Right now, I want you to think about your butt. Particularly, its width, when in a seated position. Now, ask yourself: is my butt wider now than it was when I was a kid riding a school bus?

This is, in fact, the problem. Although we're on individual seats instead of school bus benches, the space taken up by a pair of seats is equal to the space previously taken up by the school bus benches. In short, only a couple of anorexics could sit on these seats comfortably.

And there's no room for your stuff. You've probably got a camera and binoculars for wildlife spotting. You definitely have a half-liter bottle of water (supplied) and a cardboard box with a lunch in it (also supplied). For my part, I also brought along a sandwich and fruit snack I'd purchased earlier, because I had been warned that the box lunch was basically a make-your-own-reindeer-sausage-sandwich, and I'd thought Subway would be a healthier (and tastier) choice.

There are no seat-back pockets for you to store your stuff. Of course there isn't -- it was a school bus, and the pitch between seats is barely enough to get most adult knees in there, nothing more. You could put stuff on the overhead rack, but you're going to need immediate access to your camera, binoculars and water, at the very least.

What I'm saying here is: crammed in the bus. Now, my mom bailed on the bus trip (probably a wise move). My dad and I went together. Dad got on the bus first and selected seats. And he accidentally picked a row over one of the wheels. So we spent the trip not only crammed in seats too small for the adult human body and wedged in with our stuff balanced precariiously on our laps, we also kept switching off on the seat with no damn leg room.

Depending on who you ask, there are four or five things you hope to see in Denali: grizzly bears, Dall sheep, caribou, moose, and golden eagles. We saw them all, my friend. In addition, we saw baby ravens in a nest, snowshoe rabbits, squirrels, willow ptarmigans (Alaska's state bird, assuming I'm spelling that correctly), and, I'm certain, various other small critters I'm forgetting now. We done done Denali in our eight hour trip.

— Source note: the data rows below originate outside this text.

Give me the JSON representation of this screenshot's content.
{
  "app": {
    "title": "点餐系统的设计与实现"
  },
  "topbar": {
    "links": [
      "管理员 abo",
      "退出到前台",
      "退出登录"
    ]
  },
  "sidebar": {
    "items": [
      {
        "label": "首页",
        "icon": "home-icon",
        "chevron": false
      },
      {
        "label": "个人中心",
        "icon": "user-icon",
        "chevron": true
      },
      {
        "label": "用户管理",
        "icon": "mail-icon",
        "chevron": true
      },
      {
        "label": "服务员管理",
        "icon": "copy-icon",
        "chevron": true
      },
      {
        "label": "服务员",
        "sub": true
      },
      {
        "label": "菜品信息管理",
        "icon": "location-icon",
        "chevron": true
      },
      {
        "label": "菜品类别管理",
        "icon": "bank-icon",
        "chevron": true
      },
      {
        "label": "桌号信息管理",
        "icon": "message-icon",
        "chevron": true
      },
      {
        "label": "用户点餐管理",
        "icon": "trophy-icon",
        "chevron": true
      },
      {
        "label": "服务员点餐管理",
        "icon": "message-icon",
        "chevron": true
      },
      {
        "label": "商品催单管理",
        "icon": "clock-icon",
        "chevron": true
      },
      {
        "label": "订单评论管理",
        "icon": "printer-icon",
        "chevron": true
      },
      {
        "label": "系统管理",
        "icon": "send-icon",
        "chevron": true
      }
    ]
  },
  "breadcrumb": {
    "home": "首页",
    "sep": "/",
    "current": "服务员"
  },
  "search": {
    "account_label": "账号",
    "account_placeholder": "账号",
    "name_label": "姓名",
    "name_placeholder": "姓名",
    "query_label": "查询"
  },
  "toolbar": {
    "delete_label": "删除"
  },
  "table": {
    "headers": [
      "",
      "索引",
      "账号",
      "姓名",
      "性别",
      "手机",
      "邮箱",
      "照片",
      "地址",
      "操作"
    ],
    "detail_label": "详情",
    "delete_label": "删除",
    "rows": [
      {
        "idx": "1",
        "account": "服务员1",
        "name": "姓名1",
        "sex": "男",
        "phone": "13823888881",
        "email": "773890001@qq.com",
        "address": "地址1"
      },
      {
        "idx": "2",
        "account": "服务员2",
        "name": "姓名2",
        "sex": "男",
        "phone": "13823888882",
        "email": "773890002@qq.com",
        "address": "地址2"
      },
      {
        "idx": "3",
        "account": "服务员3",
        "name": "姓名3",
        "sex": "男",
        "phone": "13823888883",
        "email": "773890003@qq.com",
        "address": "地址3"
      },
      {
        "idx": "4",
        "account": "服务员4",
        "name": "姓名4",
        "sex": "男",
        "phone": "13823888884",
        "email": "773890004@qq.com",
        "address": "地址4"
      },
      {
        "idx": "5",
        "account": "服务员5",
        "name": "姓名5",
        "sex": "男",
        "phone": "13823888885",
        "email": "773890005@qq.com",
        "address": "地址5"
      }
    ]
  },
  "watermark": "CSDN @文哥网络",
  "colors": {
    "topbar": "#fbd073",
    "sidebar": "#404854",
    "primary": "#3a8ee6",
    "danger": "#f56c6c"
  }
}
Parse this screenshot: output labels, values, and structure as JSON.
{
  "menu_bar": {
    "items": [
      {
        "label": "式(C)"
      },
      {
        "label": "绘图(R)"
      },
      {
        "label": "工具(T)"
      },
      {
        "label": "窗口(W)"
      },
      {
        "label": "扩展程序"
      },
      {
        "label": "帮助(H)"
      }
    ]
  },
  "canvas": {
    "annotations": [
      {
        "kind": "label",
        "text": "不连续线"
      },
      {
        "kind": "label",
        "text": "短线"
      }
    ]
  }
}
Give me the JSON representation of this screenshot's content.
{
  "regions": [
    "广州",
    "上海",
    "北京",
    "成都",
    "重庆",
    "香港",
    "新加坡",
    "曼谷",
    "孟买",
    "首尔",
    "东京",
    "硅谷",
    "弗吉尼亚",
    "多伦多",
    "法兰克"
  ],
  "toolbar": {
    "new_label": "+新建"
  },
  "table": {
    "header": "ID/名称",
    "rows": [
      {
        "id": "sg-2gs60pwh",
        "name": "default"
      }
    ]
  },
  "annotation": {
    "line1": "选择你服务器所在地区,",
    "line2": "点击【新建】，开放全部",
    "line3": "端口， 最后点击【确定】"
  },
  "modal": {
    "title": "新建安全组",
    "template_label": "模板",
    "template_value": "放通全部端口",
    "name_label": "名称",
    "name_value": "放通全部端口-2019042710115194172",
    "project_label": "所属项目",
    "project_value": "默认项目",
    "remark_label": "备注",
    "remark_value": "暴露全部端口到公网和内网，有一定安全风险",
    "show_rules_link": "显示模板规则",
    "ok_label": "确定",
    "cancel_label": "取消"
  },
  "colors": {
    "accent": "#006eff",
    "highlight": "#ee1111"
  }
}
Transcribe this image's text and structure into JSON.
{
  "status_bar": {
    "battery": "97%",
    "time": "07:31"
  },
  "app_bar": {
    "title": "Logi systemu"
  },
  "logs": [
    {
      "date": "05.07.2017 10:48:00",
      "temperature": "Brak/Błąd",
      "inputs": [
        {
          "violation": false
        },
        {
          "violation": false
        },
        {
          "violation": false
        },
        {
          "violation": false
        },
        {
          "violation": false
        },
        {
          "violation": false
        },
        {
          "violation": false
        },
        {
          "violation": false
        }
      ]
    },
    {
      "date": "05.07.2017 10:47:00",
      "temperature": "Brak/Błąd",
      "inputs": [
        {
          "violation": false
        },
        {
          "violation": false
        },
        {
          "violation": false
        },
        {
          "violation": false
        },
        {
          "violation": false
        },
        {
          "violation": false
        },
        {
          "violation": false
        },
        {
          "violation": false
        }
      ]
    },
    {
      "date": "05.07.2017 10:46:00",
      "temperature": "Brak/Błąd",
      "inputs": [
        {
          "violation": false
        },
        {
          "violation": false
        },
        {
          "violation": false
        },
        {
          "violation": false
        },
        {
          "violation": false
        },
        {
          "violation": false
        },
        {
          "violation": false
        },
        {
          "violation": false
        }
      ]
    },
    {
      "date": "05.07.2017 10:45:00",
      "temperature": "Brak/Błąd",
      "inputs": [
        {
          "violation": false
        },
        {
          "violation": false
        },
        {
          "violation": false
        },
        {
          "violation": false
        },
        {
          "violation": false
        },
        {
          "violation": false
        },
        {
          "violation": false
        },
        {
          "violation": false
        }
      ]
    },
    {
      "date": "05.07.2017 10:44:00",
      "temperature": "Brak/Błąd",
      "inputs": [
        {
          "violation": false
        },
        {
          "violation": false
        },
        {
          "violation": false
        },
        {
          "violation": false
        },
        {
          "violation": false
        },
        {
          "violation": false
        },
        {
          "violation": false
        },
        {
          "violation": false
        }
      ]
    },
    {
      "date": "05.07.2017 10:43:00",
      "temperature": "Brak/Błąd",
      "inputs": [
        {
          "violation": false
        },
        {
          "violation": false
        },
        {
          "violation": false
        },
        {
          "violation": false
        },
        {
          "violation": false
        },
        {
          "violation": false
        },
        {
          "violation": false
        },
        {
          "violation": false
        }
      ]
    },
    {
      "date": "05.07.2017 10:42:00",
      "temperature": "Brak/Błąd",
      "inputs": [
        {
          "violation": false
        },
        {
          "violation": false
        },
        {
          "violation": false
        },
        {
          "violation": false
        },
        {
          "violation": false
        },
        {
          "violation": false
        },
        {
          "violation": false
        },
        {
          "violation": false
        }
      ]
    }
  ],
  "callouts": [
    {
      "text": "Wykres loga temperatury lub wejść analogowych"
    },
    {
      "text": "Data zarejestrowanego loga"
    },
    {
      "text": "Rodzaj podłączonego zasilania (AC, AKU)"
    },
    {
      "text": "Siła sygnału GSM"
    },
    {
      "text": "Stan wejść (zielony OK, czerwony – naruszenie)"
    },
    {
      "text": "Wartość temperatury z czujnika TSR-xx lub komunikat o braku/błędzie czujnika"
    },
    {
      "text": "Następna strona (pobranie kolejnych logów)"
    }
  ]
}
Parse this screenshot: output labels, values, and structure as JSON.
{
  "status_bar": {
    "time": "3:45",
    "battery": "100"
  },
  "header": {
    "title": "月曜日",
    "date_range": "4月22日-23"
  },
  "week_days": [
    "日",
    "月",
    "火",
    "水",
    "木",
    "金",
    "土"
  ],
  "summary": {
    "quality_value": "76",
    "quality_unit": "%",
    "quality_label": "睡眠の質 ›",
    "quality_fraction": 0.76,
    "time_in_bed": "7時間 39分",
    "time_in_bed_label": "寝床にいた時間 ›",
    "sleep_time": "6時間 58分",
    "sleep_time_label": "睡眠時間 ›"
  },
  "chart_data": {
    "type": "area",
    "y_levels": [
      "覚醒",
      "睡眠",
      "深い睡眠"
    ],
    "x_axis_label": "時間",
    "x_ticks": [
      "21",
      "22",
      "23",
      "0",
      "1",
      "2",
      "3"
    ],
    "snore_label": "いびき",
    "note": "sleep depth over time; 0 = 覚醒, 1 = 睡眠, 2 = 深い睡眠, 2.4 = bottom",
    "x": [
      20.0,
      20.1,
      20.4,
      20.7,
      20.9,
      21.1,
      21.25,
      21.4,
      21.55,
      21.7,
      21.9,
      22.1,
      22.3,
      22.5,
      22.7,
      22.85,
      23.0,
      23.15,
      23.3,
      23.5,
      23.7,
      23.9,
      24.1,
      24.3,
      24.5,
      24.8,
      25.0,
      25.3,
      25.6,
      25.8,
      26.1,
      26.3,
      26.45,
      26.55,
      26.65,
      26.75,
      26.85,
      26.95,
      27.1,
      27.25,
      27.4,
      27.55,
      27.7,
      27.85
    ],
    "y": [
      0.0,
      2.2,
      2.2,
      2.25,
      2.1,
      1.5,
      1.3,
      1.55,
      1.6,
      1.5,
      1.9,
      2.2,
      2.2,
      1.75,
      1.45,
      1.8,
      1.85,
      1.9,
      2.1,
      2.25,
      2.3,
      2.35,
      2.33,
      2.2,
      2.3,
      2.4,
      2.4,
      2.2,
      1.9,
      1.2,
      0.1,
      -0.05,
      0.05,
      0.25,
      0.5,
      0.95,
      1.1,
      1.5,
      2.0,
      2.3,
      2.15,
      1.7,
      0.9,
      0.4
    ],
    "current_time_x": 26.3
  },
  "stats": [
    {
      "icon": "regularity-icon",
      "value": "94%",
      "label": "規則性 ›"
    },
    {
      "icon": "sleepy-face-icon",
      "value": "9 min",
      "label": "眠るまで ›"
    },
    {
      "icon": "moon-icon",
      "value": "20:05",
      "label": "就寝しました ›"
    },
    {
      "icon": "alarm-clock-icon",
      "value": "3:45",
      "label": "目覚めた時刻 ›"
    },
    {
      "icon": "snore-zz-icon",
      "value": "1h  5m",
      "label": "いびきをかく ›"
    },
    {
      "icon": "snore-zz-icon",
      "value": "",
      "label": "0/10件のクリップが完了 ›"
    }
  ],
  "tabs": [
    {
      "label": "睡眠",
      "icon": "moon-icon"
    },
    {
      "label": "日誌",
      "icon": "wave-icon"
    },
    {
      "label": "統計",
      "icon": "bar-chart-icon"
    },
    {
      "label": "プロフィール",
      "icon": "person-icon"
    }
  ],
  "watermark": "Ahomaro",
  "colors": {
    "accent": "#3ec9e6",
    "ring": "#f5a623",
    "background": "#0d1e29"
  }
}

On the other hand, with the exception of a moose who was standing right by the edge of the road as we entered the park (and in the same place when we left, eight hours later), most of the stuff we saw could only be observed with binoculars. And even then, the animals only looked like large dots (or, in some cases, large dots with legs). Sure, we saw some grizzly bears, but in terms of actual closeness (and photographic opportunity) nothing could beat the bears at the salmon bake.

So, after eight hours on the bus spotting wildlife, stopping at rest stops with toilets ranging from hole-in-the-ground-with-seat to something-with-chemicals-you-actually-flush, being cooped up with some really annoying people (not everyone on the bus had been from our cruise -- although whoever it was with the mysterious 2:00 watch alarm was in attendance) dad and I were well and truly wiped.

But there was no time to rest. We had to grab mom, have a quick dinner, and meet in front of the building at 6:15 to be picked up for our optional excursion: white-water rafting.